C’est une première. Le week-end dernier, un communiqué du Palais royal annonçait solennellement que le roi avait donné ses instructions pour la révision de l’enseignement religieux. Mais concrètement, comment va se faire cette modification ? Qui va être impliqué ? Quels sont les valeurs qui doivent être mises en avant ? Pour répondre à ces différentes questions, TelQuel.ma a contacté le Ministère de l’éducation nationale, ainsi que des acteurs de la société civile.

1/ Quelle est la vision de Mohammed VI ?

Le communiqué du Palais Royal est plutôt clair sur la question. Les ouvrages et les programmes revus devront  « accorder une grande importance à l’éducation aux valeurs de l’islam tolérant, dans le cadre du rite sunnite malékite, qui prônent le juste-milieu, la modération, la tolérance et la cohabitation avec les différentes cultures et civilisations humaines ». La décision du roi arrive moins de dix jours après la tenue fin janvier de la Conférence de Marrakech. Organisée sous son patronage, cette conférence – qui a été applaudie par Barack Obama lui-même– s’est terminée sur une déclaration, urgeant les Etats du monde musulman à « réaliser des révisions courageuses et responsables des manuels scolaires de manière à corriger les distorsions qui, outre l’incitation à l’extrémisme et à la violence, alimente les guerres et les dissensions et sape l’unité des sociétés ». Mohammed VI ouvre donc la voie en se lançant le premier dans ce chantier.
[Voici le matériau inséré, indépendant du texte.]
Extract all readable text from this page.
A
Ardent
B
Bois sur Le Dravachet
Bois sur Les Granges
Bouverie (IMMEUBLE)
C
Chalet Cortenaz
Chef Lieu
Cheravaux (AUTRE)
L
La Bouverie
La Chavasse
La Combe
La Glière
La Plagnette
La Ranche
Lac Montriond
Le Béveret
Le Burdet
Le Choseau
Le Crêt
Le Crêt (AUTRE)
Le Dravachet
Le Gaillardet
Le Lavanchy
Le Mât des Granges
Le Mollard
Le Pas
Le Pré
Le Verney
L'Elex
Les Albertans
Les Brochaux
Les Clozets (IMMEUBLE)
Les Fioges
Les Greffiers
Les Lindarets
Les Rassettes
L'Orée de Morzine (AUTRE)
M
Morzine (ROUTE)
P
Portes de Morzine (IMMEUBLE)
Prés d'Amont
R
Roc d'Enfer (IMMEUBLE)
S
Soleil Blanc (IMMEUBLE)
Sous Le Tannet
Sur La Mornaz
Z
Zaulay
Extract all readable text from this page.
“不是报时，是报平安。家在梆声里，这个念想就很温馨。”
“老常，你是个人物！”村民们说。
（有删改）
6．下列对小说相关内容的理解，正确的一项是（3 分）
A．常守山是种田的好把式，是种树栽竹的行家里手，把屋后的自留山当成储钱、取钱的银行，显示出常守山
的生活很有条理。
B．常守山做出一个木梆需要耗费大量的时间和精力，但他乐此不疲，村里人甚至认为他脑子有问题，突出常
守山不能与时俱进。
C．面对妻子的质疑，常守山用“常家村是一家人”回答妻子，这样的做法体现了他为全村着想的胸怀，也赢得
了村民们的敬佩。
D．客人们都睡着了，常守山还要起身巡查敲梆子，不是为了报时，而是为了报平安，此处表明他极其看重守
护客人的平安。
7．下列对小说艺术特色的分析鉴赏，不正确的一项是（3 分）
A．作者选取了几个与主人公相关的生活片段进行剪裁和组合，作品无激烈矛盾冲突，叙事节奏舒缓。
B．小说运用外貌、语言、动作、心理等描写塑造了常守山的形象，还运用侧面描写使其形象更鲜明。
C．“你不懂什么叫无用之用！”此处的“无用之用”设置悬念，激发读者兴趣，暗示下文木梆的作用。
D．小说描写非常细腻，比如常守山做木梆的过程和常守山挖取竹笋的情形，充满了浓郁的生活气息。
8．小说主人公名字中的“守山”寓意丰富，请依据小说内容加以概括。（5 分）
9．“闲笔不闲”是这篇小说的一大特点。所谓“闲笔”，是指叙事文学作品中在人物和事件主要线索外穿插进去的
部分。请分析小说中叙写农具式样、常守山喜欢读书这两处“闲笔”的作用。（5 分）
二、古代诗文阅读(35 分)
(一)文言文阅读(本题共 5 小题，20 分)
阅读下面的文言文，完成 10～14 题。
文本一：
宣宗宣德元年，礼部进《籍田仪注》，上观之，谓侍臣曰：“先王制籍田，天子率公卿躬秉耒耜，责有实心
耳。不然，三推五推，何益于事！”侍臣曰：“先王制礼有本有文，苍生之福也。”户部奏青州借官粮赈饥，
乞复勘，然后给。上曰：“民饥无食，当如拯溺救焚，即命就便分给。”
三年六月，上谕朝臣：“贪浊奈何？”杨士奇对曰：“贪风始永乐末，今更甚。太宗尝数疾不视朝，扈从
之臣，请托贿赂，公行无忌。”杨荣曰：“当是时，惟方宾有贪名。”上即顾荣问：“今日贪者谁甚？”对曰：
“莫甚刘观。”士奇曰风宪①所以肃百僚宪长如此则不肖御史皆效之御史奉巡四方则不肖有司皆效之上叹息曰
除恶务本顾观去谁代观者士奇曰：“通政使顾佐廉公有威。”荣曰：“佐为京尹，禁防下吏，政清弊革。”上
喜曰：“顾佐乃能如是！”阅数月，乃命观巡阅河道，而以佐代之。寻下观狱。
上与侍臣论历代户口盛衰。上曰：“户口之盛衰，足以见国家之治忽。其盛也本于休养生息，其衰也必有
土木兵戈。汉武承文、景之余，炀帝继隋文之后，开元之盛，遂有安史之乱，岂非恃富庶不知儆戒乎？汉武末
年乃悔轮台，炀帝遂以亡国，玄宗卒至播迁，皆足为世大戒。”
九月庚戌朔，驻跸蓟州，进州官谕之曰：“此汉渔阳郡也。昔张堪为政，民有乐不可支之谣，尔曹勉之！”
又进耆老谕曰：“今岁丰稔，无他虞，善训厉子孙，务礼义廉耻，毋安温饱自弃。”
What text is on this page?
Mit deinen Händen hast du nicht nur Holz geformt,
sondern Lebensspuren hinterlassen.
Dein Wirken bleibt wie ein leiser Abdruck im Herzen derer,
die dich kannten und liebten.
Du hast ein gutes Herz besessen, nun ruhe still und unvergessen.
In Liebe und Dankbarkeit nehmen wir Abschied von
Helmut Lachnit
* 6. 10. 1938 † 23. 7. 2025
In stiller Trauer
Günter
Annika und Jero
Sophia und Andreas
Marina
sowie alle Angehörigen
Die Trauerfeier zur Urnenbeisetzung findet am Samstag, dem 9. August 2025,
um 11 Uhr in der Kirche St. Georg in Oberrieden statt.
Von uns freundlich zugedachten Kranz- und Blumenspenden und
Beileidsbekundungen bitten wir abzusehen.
Son annonce a d’ailleurs a déjà été remarquée à l’international. Dans une chronique publiée le 8 février dans le quotidien Asharq Al Awsat puis sur le site d’Al Arabiya, journaliste et leader d’opinion Abdulrahman Al Rashed affirme que cette décision pourrait « avoir un impact sur le monde ». Il a également ajouté que « si les Marocains sont capables d’écrire de nouveaux programmes qui transmettent les grands enseignements humanitaires de l’islam […] alors ils mériteraient de servir d’exemple pour les autres pays islamiques ».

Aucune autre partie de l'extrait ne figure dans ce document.